You may have noticed that videoing yourself popping the question to one’s girlfriend and uploading it to YouTube is apparently all the rage among bros who want to marry ladies these days. As you might imagine, this has led to an increased bit of pressure to come up with new and innovative ways to propose. And, naturally, sometimes these things can go horribly wrong, which reminds me of how I’ve never been able to grasp the thinking behind “popping the question,” but we’ll get to that in a bit. First, a story…
Over the weekend I was riding the St. Charles streetcar, which is one of the more lovely things one can do on a nice weekend afternoon in New Orleans, sitting all the way in the back, where the seats face side-to-side instead of back-to-front. Anyway, sitting across from me was a youngish couple. Sitting on either side of me was a man and a woman, each with travel bags of some sort resting on their laps.
At one point along the ride, we passed this old Victorian mansion that’s a wildly popular place for weddings, and for good reason — the whole scene looks like something off of a postcard. On its lawn, the mansion has one of the of those gazebo things where couples exchange vows and whatnot.
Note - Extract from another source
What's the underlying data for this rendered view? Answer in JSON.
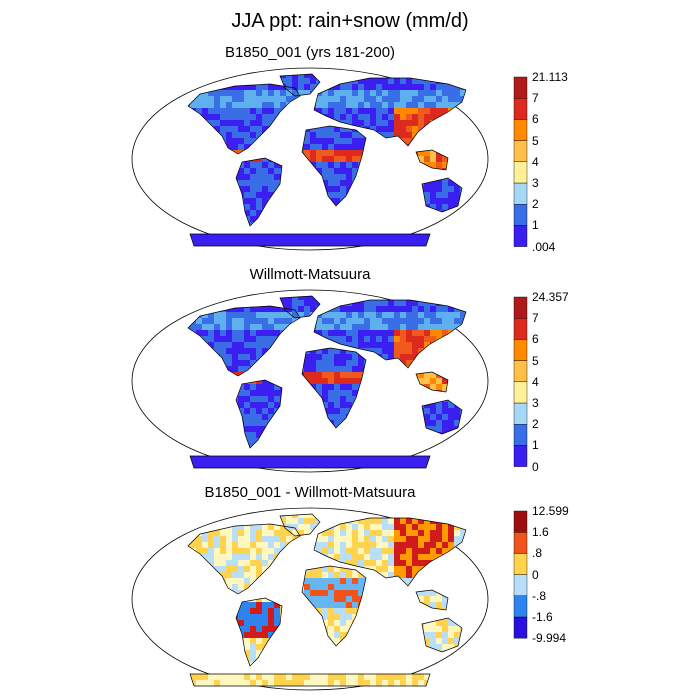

It was just as we were approaching this mansion that the male half of the couple sitting across from me turned to his lady and said, “I’ve always imagined myself getting married there. Wouldn’t that be awesome?” To which his lady replied, “Yes, that would be a wonderful place to get married.”
Just then the guy, in retrospect appearing confident he’d just received the green light he’d been hoping for, got up from his seat, pulled a little box out of his pocket, and dropped to one knee. As he was doing so the man and woman who’d been sitting next to me with bags on their laps pulled cameras out of the bags and got up to position themselves so that they’d be able to capture each of the couple’s faces.
Our would-be romantic hero then opened the box, revealing a fairly sizable ring, and popped the question: “Whatshername, will you marry me?” The girl, meanwhile — who at this point had turned whiter than one of Newt Gingrich’s butt cheeks — sat silent, with her hand over her open mouth. Tension filled the air. No one said anything for at least ten seconds, ten seconds that felt longer than Christmas Eve feels to a five year-old. Meanwhile, I’m sitting there in the middle of it just watching sort of spellbound by the theater of it all, but I had a pretty strong feeling about what was going to come next. And then it happened.
“I…just…I just…I’m not ready to make that decision right now. I need some time to think about it.”
She went on: “I’m so flattered by this, Whatshisname, but we never talked about this and this is one of the biggest decisions of my life. I need to think about it, because honestly it’s not something that I’ve given a lot of thought to. I’m so sorry.”